The Clean Air Act requires the EPA to set both primary (health-based) and secondary (welfare-based) NAAQS for air pollutants emitted by numerous or diverse mobile or stationary sources. The primary NAAQS are typically more stringent, as they must be set at a level “requisite to protect public health” with an “adequate margin of safety.” The EPA sets both annual (long-term exposure) and 24-hour (short-term exposure) primary NAAQS for particulate matter, calibrated in micrograms per cubic meter (µg/c3). For PM2.5, the current annual and 24-hour standards are 12 µg/c3 and 35 µg/c3, respectively.

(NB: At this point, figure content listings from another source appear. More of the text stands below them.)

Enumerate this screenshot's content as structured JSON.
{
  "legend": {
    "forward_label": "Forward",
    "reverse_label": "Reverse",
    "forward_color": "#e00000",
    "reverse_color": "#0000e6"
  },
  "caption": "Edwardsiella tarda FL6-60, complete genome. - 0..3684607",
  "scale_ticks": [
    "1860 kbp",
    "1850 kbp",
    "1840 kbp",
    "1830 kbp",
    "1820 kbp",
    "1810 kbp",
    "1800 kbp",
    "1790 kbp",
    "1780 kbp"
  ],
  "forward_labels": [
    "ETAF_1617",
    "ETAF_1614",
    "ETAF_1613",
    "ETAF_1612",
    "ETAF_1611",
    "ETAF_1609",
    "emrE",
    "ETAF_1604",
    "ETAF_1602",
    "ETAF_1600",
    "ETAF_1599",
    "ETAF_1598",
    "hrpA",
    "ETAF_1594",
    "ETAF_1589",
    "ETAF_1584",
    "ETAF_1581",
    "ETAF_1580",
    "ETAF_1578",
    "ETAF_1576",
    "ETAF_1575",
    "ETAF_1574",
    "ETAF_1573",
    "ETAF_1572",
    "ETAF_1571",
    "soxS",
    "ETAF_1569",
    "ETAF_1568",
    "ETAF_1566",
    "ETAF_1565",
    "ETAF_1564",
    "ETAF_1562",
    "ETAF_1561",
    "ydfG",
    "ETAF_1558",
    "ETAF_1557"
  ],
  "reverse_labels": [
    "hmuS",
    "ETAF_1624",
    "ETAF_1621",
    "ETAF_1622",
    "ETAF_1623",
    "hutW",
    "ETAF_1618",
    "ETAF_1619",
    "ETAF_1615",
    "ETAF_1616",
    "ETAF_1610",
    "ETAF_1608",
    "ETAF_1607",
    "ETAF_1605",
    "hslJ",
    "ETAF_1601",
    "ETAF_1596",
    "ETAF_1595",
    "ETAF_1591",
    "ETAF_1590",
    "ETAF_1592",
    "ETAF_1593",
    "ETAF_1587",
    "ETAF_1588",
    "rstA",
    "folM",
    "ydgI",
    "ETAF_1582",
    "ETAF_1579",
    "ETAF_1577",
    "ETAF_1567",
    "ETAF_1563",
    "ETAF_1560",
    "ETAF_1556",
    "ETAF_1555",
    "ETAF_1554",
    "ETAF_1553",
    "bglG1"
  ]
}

Environmental groups predictably condemned the EPA’s proposal, claiming the best available science requires the agency to tighten (lower) the standards. The proposed rule reviews numerous disease prevalence (epidemiological) studies purporting to find significant correlations between cardiopulmonary-related death rates in various population segments and PM2.5 levels below the current NAAQS. However, controlled human exposure studies, animal toxicology studies, and retrospective studies of health improvements in areas with declining PM2.5 levels do not establish a causal link between mortality risk and PM2.5 exposures below the NAAQS.
Thus, according to the EPA, the scientific evidence as a whole “does not call into question the public health protection provided by the current annual and 24-hour PM2.5 standards.” The EPA finds that “there is considerable uncertainty in the potential public health impacts of reductions in ambient PM2.5 below the concentrations achieved under the current primary standards and, therefore, that standards more stringent than the current standards are not supported.” That judgment reflects the agency’s “consideration of the uncertainties in the potential implications of recent epidemiologic studies due in part to the lack of supporting evidence from experimental studies and retrospective accountability studies conducted at PM2.5 concentrations meeting the current standards.”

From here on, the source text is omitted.